Parametric investigation of in-situ synthesis of carbon nanotubes on Al2O3 powder by the rotary chemical vapor deposition method

Abstract

A new kind of rotary chemical vapor deposition (R-CVD) system was built to prepare in-situ uniformly dispersed carbon nanotubes (CNTs) on alumina (Al2O3) powder (matrix) by using Ni as catalyst and acetylene (C2H2) as carbon source. The critical CNT growth factors, such as synthesis temperature, growth time, the carbon-source gas-flow rate ratio, and the rotation speed of the furnace tube were investigated for process optimization.

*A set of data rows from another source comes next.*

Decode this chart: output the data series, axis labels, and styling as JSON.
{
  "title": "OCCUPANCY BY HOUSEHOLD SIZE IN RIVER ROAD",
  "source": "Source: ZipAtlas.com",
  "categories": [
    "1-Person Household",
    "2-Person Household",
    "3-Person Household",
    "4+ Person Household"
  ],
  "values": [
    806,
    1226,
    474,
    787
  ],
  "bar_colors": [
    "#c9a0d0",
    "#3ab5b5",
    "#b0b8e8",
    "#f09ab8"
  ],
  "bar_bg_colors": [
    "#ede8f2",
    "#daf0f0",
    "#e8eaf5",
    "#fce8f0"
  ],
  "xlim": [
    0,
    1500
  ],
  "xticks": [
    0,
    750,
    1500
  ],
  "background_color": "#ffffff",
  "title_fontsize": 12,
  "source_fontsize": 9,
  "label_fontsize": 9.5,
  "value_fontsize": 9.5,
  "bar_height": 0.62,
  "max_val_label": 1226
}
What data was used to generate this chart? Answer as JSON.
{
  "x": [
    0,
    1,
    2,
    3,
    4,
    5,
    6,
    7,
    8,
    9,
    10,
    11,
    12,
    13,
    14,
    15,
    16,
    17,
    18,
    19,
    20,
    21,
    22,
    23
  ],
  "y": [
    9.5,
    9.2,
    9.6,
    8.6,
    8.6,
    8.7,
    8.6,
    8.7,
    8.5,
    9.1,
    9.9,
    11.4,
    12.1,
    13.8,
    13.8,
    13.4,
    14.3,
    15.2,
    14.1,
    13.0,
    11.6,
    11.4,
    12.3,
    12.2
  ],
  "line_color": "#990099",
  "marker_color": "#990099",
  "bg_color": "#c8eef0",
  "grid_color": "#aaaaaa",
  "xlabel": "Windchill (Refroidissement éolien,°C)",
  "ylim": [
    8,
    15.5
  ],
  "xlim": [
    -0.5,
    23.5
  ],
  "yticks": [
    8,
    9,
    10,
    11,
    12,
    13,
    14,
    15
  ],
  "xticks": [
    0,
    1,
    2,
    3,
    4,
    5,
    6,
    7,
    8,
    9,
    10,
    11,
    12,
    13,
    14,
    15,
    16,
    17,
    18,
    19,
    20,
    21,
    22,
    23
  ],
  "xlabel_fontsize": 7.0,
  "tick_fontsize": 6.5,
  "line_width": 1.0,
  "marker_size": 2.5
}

In addition, the quality and quantity of the synthesized CNTs on the surface of Al2O3 were investigated by scanning electron microscope (SEM), transmission electron microscopy (TEM), Raman spectroscopy, X-ray diffraction (XRD), and thermo-gravimetric analysis (TGA). The results showed that the R-CVD allows the use of higher concentrations of a carbon source gas (C2H2:N2 = 1:5) and lower synthesis temperature (500 °C) compared to the traditional CVD process. The synthesized CNTs also exhibit a higher yield rate and more uniform distribution, which has greater application prospects in the field of preparing CNTs reinforced composite materials.